The observations and experiments by the scientists were effective in measuring the effects that increased CO2 levels in seawater had on algae.

The team is of the belief that algae will be competing with coral for space in the reef. Just like weeds slowly take over, the algae will follow the same path and may eventually completely take over the reef, which will result in the coral dying off by 2100.  

According to the researchers, the algae is able to kill the coral thanks to the spike in the effectiveness of a chemical compound that is able to poison the latter.

Basically, once the CO2 levels see an increase in the seawater, the effectiveness of the chemical compounds of the algae increases. This poison from the algae in turn weakens the coral and assists the algae in expanding its territory.

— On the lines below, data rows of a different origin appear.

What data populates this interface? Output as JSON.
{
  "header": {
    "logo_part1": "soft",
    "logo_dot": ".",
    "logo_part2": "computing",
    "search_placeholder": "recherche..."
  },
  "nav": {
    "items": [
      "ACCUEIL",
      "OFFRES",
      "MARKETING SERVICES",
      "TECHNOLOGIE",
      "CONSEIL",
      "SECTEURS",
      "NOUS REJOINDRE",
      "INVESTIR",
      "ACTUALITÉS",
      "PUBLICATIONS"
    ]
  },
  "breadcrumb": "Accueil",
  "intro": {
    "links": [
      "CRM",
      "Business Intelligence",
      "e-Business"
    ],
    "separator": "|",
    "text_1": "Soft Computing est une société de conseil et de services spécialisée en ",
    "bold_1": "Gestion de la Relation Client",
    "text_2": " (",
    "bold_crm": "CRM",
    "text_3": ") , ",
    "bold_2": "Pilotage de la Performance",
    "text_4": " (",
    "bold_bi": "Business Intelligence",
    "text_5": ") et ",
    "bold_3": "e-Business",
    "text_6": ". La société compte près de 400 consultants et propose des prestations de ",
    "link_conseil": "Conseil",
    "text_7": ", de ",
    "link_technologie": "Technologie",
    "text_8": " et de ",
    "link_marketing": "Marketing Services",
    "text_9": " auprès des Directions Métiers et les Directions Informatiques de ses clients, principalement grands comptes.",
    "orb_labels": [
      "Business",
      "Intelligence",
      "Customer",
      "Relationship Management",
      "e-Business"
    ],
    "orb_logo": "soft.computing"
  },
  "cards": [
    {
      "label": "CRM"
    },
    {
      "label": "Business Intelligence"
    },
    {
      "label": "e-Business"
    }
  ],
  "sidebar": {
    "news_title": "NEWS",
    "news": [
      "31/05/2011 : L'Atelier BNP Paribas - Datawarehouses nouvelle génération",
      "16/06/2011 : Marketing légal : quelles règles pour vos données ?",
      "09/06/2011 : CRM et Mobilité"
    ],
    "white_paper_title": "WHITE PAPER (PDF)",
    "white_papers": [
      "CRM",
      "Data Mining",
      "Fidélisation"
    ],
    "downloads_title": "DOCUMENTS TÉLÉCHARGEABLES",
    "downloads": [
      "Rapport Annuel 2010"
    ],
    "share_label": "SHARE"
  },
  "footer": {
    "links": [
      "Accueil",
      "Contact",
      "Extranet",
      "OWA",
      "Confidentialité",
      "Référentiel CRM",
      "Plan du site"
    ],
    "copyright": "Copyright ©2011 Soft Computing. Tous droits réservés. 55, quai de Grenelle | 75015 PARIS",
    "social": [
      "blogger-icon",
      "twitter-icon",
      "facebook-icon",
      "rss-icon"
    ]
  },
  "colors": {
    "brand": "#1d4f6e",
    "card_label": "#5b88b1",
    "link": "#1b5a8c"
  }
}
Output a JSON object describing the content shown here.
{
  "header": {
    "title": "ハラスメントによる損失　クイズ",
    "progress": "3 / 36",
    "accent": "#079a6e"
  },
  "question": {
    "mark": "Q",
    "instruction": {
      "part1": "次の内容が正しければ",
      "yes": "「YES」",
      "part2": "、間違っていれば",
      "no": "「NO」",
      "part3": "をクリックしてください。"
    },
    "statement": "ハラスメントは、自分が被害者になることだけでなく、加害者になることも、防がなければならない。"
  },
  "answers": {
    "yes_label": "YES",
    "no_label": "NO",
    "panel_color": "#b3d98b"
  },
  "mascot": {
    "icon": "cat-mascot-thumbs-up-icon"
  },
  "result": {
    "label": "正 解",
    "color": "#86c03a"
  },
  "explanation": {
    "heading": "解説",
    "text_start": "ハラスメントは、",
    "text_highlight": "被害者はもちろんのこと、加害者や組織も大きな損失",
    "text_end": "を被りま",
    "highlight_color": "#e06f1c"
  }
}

The researchers have found that certain algae are able to produce more toxins, which act as suppressants for coral or kill them quickly. This process is quite a swift one and occurs in "a matter of only weeks." The most toxic algae species per researchers is the brown algae, which is quite common around the world.

"This is a major step forward in understanding how seaweeds can harm coral and has important implications for comprehending the consequences of increased carbon dioxide emissions on the health of the Great Barrier Reef," noted Guillermo Diaz-Pulido, the co-author of the study.

The algae taking over the coral is a major concern and could contribute to Great Barrier Reef's degradation along with other disturbances such as coral leaching, cyclones and starfish outbreaks.

The Great Barrier Reef's Future

Things look bleak for the Great Barrier Reef if adequate steps or not taken to control CO2 emissions in the atmosphere, which are having detrimental effects on the environment. The researchers reveal that the issue is so large that simply removing some seaweed from the Great Barrier Reef will not help as it will regenerate and grow again. The only way to address the problem is by reducing CO2 levels per Diaz-Pulido.

The study's findings have been published in the journal Scientific Reports.